Search code examples
clojuredatomic

Can you eagerly load all data into memory with Datomic?


I've previously asked this question on how to improve performance with Datomic but I have yet to find a good solution. One thing that struck me was that when using the Datomic Console to execute the query I got the impression that the query was MUCH faster. But I also noticed a great increase of startup time and memory consumption when using the Datomic Console compared to when I start my application standalone. This to me implies that Datomic Console pulls all data into memory before I explore the contents.

  1. Am I right that this is the case?
  2. If so, is this something I could do myself programmatically from a peer?
  3. If (2) then how can this be done in Clojure?

Solution

  • As described here in the Datomic Documentation, the Peer Library loads index segments in the (in-process) Object Cache when it fetches them for querying.
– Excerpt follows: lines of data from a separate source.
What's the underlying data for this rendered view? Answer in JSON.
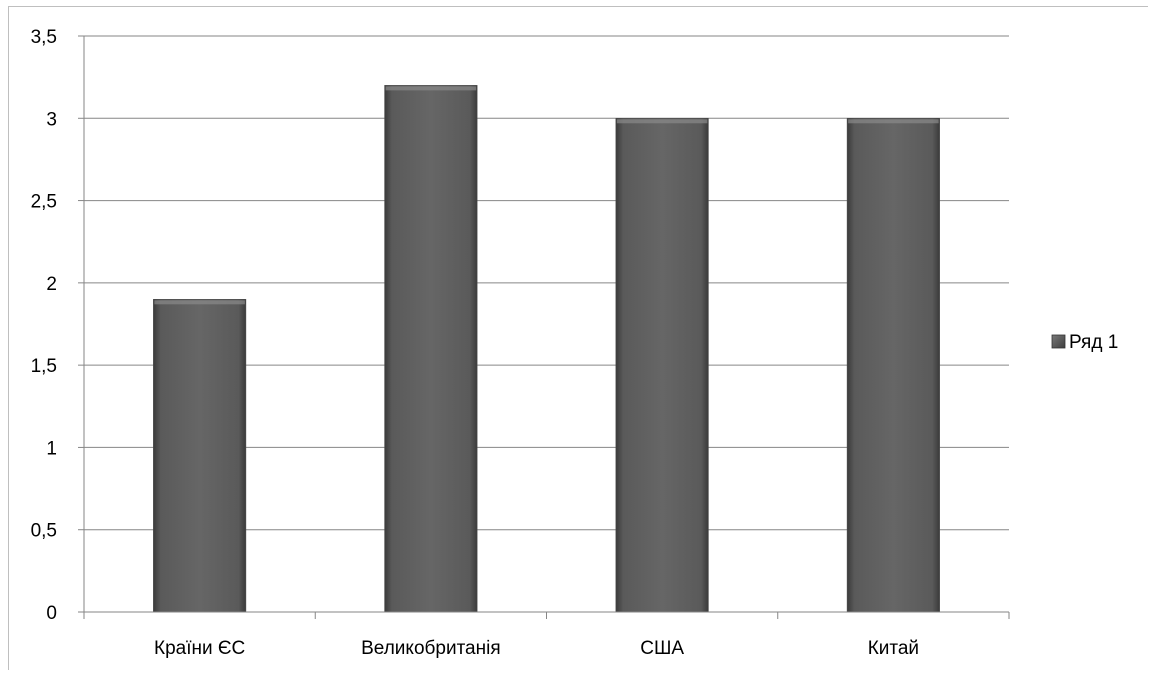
{
  "chart_data": {
    "type": "bar",
    "categories": [
      "Країни ЄС",
      "Великобританія",
      "США",
      "Китай"
    ],
    "series": [
      {
        "name": "Ряд 1",
        "values": [
          1.9,
          3.2,
          3.0,
          3.0
        ]
      }
    ],
    "title": "",
    "xlabel": "",
    "ylabel": "",
    "ylim": [
      0,
      3.5
    ],
    "yticks": [
      "0",
      "0,5",
      "1",
      "1,5",
      "2",
      "2,5",
      "3",
      "3,5"
    ],
    "grid": true,
    "legend_position": "right",
    "bar_color": "#5f5f5f"
  }
}
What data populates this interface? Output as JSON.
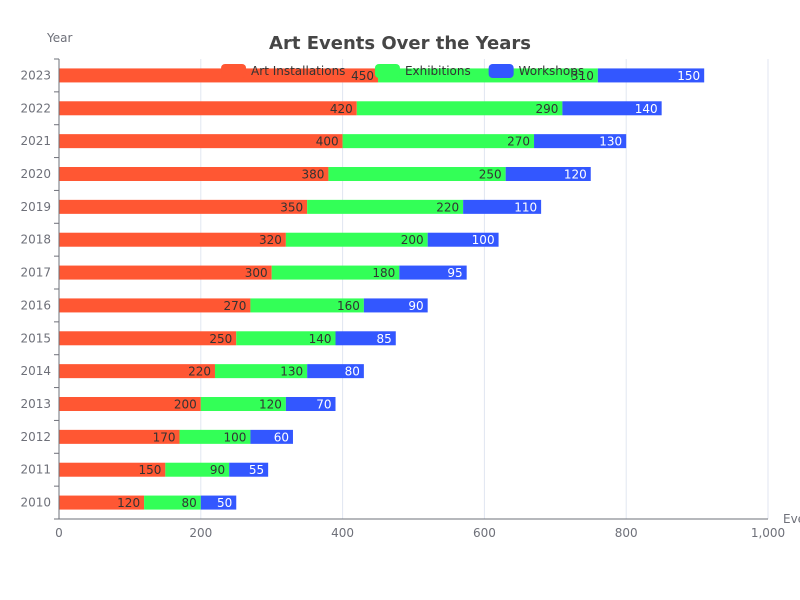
{
  "chart_data": {
    "type": "bar",
    "orientation": "horizontal",
    "stacked": true,
    "title": "Art Events Over the Years",
    "ylabel": "Year",
    "xlabel": "Eve",
    "xlim": [
      0,
      1000
    ],
    "xticks": [
      "0",
      "200",
      "400",
      "600",
      "800",
      "1,000"
    ],
    "grid": true,
    "legend_position": "top",
    "categories": [
      "2010",
      "2011",
      "2012",
      "2013",
      "2014",
      "2015",
      "2016",
      "2017",
      "2018",
      "2019",
      "2020",
      "2021",
      "2022",
      "2023"
    ],
    "series": [
      {
        "name": "Art Installations",
        "color": "#ff5733",
        "label_color": "#333333",
        "values": [
          120,
          150,
          170,
          200,
          220,
          250,
          270,
          300,
          320,
          350,
          380,
          400,
          420,
          450
        ]
      },
      {
        "name": "Exhibitions",
        "color": "#33ff57",
        "label_color": "#333333",
        "values": [
          80,
          90,
          100,
          120,
          130,
          140,
          160,
          180,
          200,
          220,
          250,
          270,
          290,
          310
        ]
      },
      {
        "name": "Workshops",
        "color": "#3357ff",
        "label_color": "#ffffff",
        "values": [
          50,
          55,
          60,
          70,
          80,
          85,
          90,
          95,
          100,
          110,
          120,
          130,
          140,
          150
        ]
      }
    ]
  }
}
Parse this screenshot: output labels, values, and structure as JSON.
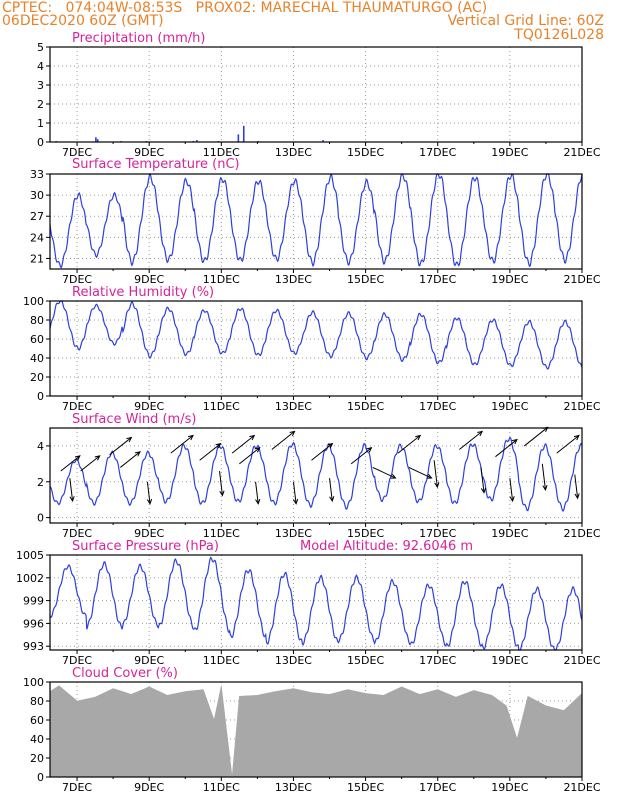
{
  "header": {
    "line1_left": "CPTEC:   074:04W-08:53S   PROX02: MARECHAL THAUMATURGO (AC)",
    "line2_left": "06DEC2020 60Z (GMT)",
    "line2_right": "Vertical Grid Line: 60Z",
    "line3_right": "TQ0126L028",
    "model_altitude": "Model Altitude: 92.6046 m"
  },
  "colors": {
    "header": "#e8822a",
    "title": "#d6239a",
    "series": "#2c3fe0",
    "cloud": "#a8a8a8",
    "frame": "#000000",
    "grid": "#9a9a9a",
    "wind_vector": "#000000"
  },
  "chart_data": [
    {
      "type": "bar",
      "title": "Precipitation (mm/h)",
      "x_tick_labels": [
        "7DEC",
        "9DEC",
        "11DEC",
        "13DEC",
        "15DEC",
        "17DEC",
        "19DEC",
        "21DEC"
      ],
      "x_range_days": [
        6.25,
        21.0
      ],
      "ylim": [
        0,
        5
      ],
      "y_ticks": [
        0,
        1,
        2,
        3,
        4,
        5
      ],
      "series": [
        {
          "x_days": [
            6.4,
            7.5,
            7.55,
            8.2,
            8.9,
            10.2,
            10.3,
            10.9,
            11.45,
            11.6,
            12.0,
            13.8,
            15.0,
            17.0,
            20.0
          ],
          "values": [
            0.05,
            0.25,
            0.15,
            0.05,
            0.05,
            0.05,
            0.1,
            0.05,
            0.4,
            0.85,
            0.05,
            0.1,
            0.03,
            0.02,
            0.02
          ]
        }
      ],
      "grid": true
    },
    {
      "type": "line",
      "title": "Surface Temperature (nC)",
      "x_tick_labels": [
        "7DEC",
        "9DEC",
        "11DEC",
        "13DEC",
        "15DEC",
        "17DEC",
        "19DEC",
        "21DEC"
      ],
      "x_range_days": [
        6.25,
        21.0
      ],
      "ylim": [
        19.5,
        33
      ],
      "y_ticks": [
        21,
        24,
        27,
        30,
        33
      ],
      "series": [
        {
          "daily_min": [
            20.0,
            21.5,
            20.5,
            20.8,
            20.6,
            20.7,
            20.9,
            20.4,
            20.5,
            20.6,
            20.2,
            20.0,
            20.6,
            20.3,
            20.8
          ],
          "daily_max": [
            30.0,
            30.0,
            32.5,
            32.0,
            32.3,
            32.0,
            32.0,
            32.5,
            31.8,
            32.8,
            33.0,
            32.5,
            32.8,
            33.0,
            33.0
          ]
        }
      ],
      "grid": true
    },
    {
      "type": "line",
      "title": "Relative Humidity (%)",
      "x_tick_labels": [
        "7DEC",
        "9DEC",
        "11DEC",
        "13DEC",
        "15DEC",
        "17DEC",
        "19DEC",
        "21DEC"
      ],
      "x_range_days": [
        6.25,
        21.0
      ],
      "ylim": [
        0,
        100
      ],
      "y_ticks": [
        0,
        20,
        40,
        60,
        80,
        100
      ],
      "series": [
        {
          "daily_min": [
            50,
            55,
            42,
            44,
            45,
            43,
            45,
            42,
            40,
            38,
            35,
            33,
            32,
            30,
            30
          ],
          "daily_max": [
            100,
            95,
            97,
            92,
            90,
            92,
            90,
            88,
            87,
            86,
            86,
            82,
            80,
            78,
            78
          ]
        }
      ],
      "grid": true
    },
    {
      "type": "line",
      "title": "Surface Wind (m/s)",
      "x_tick_labels": [
        "7DEC",
        "9DEC",
        "11DEC",
        "13DEC",
        "15DEC",
        "17DEC",
        "19DEC",
        "21DEC"
      ],
      "x_range_days": [
        6.25,
        21.0
      ],
      "ylim": [
        -0.3,
        5
      ],
      "y_ticks": [
        0,
        2,
        4
      ],
      "series": [
        {
          "daily_min": [
            0.8,
            0.8,
            0.8,
            0.9,
            0.8,
            0.9,
            0.8,
            0.7,
            0.6,
            1.0,
            0.9,
            0.8,
            1.0,
            0.5,
            0.5
          ],
          "daily_max": [
            3.2,
            3.6,
            3.6,
            4.0,
            4.0,
            4.0,
            4.1,
            4.0,
            4.0,
            4.0,
            4.0,
            4.1,
            4.4,
            4.0,
            4.0
          ]
        }
      ],
      "wind_vectors": [
        {
          "x_days": 6.55,
          "speed": 2.6,
          "dir": "up-right"
        },
        {
          "x_days": 6.8,
          "speed": 2.2,
          "dir": "down"
        },
        {
          "x_days": 7.1,
          "speed": 2.6,
          "dir": "up-right"
        },
        {
          "x_days": 7.9,
          "speed": 3.5,
          "dir": "up-right"
        },
        {
          "x_days": 8.2,
          "speed": 2.8,
          "dir": "up-right"
        },
        {
          "x_days": 8.95,
          "speed": 2.0,
          "dir": "down"
        },
        {
          "x_days": 9.6,
          "speed": 3.6,
          "dir": "up-right"
        },
        {
          "x_days": 10.4,
          "speed": 3.2,
          "dir": "up-right"
        },
        {
          "x_days": 10.95,
          "speed": 2.6,
          "dir": "down"
        },
        {
          "x_days": 11.3,
          "speed": 3.6,
          "dir": "up-right"
        },
        {
          "x_days": 11.5,
          "speed": 3.0,
          "dir": "up-right"
        },
        {
          "x_days": 11.95,
          "speed": 2.0,
          "dir": "down"
        },
        {
          "x_days": 12.4,
          "speed": 3.8,
          "dir": "up-right"
        },
        {
          "x_days": 13.0,
          "speed": 2.0,
          "dir": "down"
        },
        {
          "x_days": 13.5,
          "speed": 3.2,
          "dir": "up-right"
        },
        {
          "x_days": 14.0,
          "speed": 2.2,
          "dir": "down"
        },
        {
          "x_days": 14.6,
          "speed": 3.0,
          "dir": "up-right"
        },
        {
          "x_days": 15.2,
          "speed": 2.8,
          "dir": "down-right"
        },
        {
          "x_days": 15.9,
          "speed": 3.6,
          "dir": "up-right"
        },
        {
          "x_days": 16.2,
          "speed": 2.8,
          "dir": "down-right"
        },
        {
          "x_days": 16.9,
          "speed": 3.2,
          "dir": "down"
        },
        {
          "x_days": 17.6,
          "speed": 3.8,
          "dir": "up-right"
        },
        {
          "x_days": 18.2,
          "speed": 2.8,
          "dir": "down"
        },
        {
          "x_days": 18.6,
          "speed": 3.4,
          "dir": "up-right"
        },
        {
          "x_days": 19.0,
          "speed": 2.2,
          "dir": "down"
        },
        {
          "x_days": 19.4,
          "speed": 4.0,
          "dir": "up-right"
        },
        {
          "x_days": 19.9,
          "speed": 3.0,
          "dir": "down"
        },
        {
          "x_days": 20.3,
          "speed": 3.6,
          "dir": "up-right"
        },
        {
          "x_days": 20.8,
          "speed": 2.4,
          "dir": "down"
        }
      ],
      "grid": true
    },
    {
      "type": "line",
      "title": "Surface Pressure (hPa)",
      "x_tick_labels": [
        "7DEC",
        "9DEC",
        "11DEC",
        "13DEC",
        "15DEC",
        "17DEC",
        "19DEC",
        "21DEC"
      ],
      "x_range_days": [
        6.25,
        21.0
      ],
      "ylim": [
        992.5,
        1005
      ],
      "y_ticks": [
        993,
        996,
        999,
        1002,
        1005
      ],
      "series": [
        {
          "daily_min": [
            997.0,
            995.5,
            995.8,
            995.5,
            995.0,
            994.2,
            993.5,
            993.5,
            993.8,
            993.5,
            993.2,
            993.0,
            992.8,
            992.5,
            992.5
          ],
          "daily_max": [
            1003.5,
            1003.8,
            1003.5,
            1004.2,
            1004.5,
            1003.0,
            1002.5,
            1002.0,
            1002.0,
            1001.5,
            1001.0,
            1001.5,
            1001.0,
            1000.5,
            1000.5
          ]
        }
      ],
      "grid": true
    },
    {
      "type": "area",
      "title": "Cloud Cover (%)",
      "x_tick_labels": [
        "7DEC",
        "9DEC",
        "11DEC",
        "13DEC",
        "15DEC",
        "17DEC",
        "19DEC",
        "21DEC"
      ],
      "x_range_days": [
        6.25,
        21.0
      ],
      "ylim": [
        0,
        100
      ],
      "y_ticks": [
        0,
        20,
        40,
        60,
        80,
        100
      ],
      "series": [
        {
          "x_days": [
            6.25,
            6.5,
            7.0,
            7.5,
            8.0,
            8.5,
            9.0,
            9.5,
            10.0,
            10.5,
            10.8,
            11.0,
            11.3,
            11.5,
            12.0,
            12.5,
            13.0,
            13.5,
            14.0,
            14.5,
            15.0,
            15.5,
            16.0,
            16.5,
            17.0,
            17.5,
            18.0,
            18.5,
            18.9,
            19.2,
            19.5,
            20.0,
            20.5,
            21.0
          ],
          "values": [
            90,
            96,
            80,
            84,
            93,
            87,
            95,
            86,
            90,
            92,
            60,
            96,
            0,
            85,
            86,
            90,
            93,
            89,
            87,
            92,
            88,
            86,
            95,
            87,
            92,
            84,
            91,
            86,
            75,
            40,
            85,
            75,
            70,
            88
          ]
        }
      ],
      "grid": true
    }
  ]
}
    1. Am I right that this is the case?

    I doubt that the Datomic Console explicitly chooses to pull all datoms into memory, but it is possible that the Datomic console eagerly traverses a large chunk of your data in order to show its dashboard.

    1. If so, is this something I could do myself programmatically from a peer?

    Well, I guess you could always artificially scan through all the segments. One easy way to do this is via the Datoms API.

    1. If (2) then how can this be done in Clojure?
    (defn scan-whole-db [db]
      (doseq [index [:eavt :aevt :avet :vaet]]
        (dorun (seq (d/datoms db index)))))
    

    That all being said, I'm not sure at all you should expect performance improvements from this strategy. Your Object Cache had better be large enough!